Lokale leden distantiëren zich van advies Gradus
‘Leningen duwen Caribische landen verder afgrond in’
Van een onzer verslaggevers
Willemstad - Binnen de Colleges financieel toezicht is er flinke ruzie ontstaan. De lokale leden van Curaçao, Aruba en Sint Maarten ‘distantiëren zich volledig’ van het Cft-advies aan de Rijksministerraad voor liquiditeitssteun aan de Caribische landen.
Dat blijkt uit een uitgelekte brief aan Raymond Gradus, voorzitter van de financiële toezichtcolleges Cft (Curaçao en Sint Maarten) en CAft (Aruba). De brief is getekend door de Cft-leden Gregory Damoen (lid namens Curaçao) en Russell Voges (lid namens Sint Maarten) en CAft-lid Hellen van der Wal (lid namens Aruba).
Niet alleen is hun inbreng, uitgebracht op 6 april, ‘niet dan wel ternauwernood’ meegenomen in het eindadvies aan de RMR in Den Haag en dat hierover ‘geen hoor en wederhoor’ heeft plaatsgevonden. Ook zijn Damoen, Voges en Van der Wal het inhoudelijk oneens met het advies aan de koninkrijksregering, dat door Gradus op 7 april werd ondertekend.
Daarbij is het meest ingrijpende dat, waar Gradus adviseert om Nederlandse steunverlening aan de Caribische landen uitsluitend in de vorm van te verstrekken leningen te laten plaatsvinden, de leden namens Curaçao, Aruba en Sint Maarten menen dat deze leningen de landen ‘alleen maar verder de afgrond in duwen’.
Dit omdat de schuldenlasten en schuldquote verder fors zullen oplopen, ver boven de door het Internationaal Monetair Fonds (IMF) vastgestelde schuld/bbp-ratio van 40 procent voor Small Island Developing States (Sids).
,,Het is om bovenstaande reden dat bij de besluitvorming omtrent de door de landen verzochte steun, de Rijksministerraad mede in overweging dient te nemen, een deel daarvan in de vorm van een schenking te doen.”

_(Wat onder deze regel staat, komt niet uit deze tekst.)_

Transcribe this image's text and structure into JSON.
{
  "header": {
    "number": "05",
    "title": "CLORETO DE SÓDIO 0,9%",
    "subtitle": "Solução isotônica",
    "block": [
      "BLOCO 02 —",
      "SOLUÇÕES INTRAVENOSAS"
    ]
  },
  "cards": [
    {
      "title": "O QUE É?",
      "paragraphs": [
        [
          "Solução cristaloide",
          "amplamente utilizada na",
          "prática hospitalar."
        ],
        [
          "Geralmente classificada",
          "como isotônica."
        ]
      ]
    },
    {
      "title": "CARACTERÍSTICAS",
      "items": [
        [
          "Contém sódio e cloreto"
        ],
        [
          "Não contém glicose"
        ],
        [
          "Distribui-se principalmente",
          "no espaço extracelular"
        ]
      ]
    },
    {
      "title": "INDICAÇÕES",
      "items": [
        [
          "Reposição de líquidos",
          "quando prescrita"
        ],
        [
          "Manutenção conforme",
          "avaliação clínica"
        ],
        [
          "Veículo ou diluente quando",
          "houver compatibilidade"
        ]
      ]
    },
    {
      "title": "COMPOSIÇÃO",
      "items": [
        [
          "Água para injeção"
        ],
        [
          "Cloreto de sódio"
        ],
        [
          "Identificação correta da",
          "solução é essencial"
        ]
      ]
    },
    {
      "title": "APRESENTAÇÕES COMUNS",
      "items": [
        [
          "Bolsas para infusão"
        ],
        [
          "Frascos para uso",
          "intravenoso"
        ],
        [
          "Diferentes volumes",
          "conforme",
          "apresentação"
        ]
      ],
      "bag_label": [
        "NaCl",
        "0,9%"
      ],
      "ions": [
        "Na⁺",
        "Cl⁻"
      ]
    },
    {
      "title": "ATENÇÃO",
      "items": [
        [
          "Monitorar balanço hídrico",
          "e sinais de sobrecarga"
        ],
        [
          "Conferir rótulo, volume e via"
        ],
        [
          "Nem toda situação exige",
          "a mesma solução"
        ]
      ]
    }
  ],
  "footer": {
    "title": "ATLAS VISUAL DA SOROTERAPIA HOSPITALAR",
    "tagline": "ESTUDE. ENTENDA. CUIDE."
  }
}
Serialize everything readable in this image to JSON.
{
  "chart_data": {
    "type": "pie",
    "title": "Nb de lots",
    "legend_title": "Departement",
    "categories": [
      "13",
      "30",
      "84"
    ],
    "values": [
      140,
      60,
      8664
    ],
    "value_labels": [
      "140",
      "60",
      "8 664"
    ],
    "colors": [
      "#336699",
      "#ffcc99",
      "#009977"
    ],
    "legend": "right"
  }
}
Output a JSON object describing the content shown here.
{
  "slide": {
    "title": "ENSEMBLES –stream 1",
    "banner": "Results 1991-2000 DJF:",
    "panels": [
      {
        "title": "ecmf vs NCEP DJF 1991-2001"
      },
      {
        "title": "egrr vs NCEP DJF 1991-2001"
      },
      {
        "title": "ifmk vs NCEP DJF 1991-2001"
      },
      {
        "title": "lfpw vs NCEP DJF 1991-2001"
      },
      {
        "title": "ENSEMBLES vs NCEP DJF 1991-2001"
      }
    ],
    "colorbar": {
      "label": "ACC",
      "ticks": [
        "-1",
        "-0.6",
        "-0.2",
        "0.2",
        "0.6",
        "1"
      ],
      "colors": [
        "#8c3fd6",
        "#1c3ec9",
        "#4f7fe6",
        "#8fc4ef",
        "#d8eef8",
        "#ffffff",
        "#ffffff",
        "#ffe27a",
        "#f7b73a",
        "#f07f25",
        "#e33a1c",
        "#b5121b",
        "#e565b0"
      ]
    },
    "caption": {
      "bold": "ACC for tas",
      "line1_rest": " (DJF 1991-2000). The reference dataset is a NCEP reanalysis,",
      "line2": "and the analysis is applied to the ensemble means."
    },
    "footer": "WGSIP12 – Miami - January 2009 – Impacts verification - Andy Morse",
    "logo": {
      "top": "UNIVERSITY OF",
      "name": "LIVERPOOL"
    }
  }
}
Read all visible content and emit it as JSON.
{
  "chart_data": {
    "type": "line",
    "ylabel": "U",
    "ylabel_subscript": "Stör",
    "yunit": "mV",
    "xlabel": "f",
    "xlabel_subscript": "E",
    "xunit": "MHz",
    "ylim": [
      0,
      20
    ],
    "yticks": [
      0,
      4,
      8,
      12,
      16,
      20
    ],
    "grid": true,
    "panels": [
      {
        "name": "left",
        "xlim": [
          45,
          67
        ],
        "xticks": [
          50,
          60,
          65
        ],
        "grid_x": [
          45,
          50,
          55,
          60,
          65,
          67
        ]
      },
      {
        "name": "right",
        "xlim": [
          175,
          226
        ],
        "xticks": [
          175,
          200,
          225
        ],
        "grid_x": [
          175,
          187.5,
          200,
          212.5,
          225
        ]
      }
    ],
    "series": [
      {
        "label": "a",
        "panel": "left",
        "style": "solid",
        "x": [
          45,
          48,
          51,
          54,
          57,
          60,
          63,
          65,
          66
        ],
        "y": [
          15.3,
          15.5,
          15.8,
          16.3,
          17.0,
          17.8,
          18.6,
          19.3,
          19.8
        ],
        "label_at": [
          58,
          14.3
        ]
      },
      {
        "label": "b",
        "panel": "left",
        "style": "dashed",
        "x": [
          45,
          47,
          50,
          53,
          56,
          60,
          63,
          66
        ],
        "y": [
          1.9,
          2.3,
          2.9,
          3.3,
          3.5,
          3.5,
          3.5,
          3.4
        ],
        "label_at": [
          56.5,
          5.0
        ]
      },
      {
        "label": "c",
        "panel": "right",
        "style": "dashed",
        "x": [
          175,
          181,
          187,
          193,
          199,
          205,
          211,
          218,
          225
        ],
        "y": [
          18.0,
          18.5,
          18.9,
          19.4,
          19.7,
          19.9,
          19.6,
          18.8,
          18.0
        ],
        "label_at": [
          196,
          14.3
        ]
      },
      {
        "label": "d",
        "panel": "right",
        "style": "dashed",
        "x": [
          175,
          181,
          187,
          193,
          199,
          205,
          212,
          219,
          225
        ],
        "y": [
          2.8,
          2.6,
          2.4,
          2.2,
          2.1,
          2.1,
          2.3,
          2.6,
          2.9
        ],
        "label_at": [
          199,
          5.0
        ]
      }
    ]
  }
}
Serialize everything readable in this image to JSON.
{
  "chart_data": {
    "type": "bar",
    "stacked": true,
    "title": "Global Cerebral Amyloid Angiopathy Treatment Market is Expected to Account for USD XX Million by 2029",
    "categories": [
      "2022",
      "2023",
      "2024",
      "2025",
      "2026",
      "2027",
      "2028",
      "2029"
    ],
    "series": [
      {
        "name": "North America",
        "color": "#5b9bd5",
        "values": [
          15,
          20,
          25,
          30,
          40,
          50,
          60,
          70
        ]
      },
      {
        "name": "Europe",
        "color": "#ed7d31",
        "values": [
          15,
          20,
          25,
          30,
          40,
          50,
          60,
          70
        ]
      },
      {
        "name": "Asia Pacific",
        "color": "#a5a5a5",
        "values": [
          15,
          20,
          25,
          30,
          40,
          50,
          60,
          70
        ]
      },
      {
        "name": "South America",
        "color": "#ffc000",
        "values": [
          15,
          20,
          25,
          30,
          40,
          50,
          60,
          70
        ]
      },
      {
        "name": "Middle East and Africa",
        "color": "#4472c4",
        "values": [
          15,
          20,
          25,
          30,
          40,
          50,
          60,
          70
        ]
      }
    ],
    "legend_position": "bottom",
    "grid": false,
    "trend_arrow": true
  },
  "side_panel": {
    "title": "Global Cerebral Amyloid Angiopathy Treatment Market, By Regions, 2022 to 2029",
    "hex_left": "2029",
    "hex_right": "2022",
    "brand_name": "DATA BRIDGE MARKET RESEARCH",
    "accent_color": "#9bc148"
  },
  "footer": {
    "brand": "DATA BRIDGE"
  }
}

Damoen, Voges en Van der Wal komen zelf met een voorstel: ,,Overwogen kan worden alle leningen die boven de door het IMF en het Cft gehanteerde debt/gdp-ratio van 40 procent uitkomen aan te merken als schenking, om zo het streven naar houdbare en duurzame openbare financiën nadrukkelijk te kunnen realiseren.”
De lokale leden zeggen dat door de handelwijze van Gradus en de Nederlandse leden de adviezen van het Cft/CAft aan de RMR ‘onvoldoende de gevoelens van de Caribische landen in de twee colleges weergeven’. Verder herkennen de Caribische leden onvoldoende hun visie en standpunten in de adviezen.
De adviezen van Cft en CAft erkennen onvoldoende de ernst van de situatie in de Caribische landen. ,,De adviezen zijn te eenzijdig gericht op de financiële situatie en houden geen rekening met de maatschappelijke en economische gevolgen”, waarbij wordt verwezen naar een voor de media nog onbekend IMF-rapport over de impact van de pandemie voor Curaçao en Sint Maarten.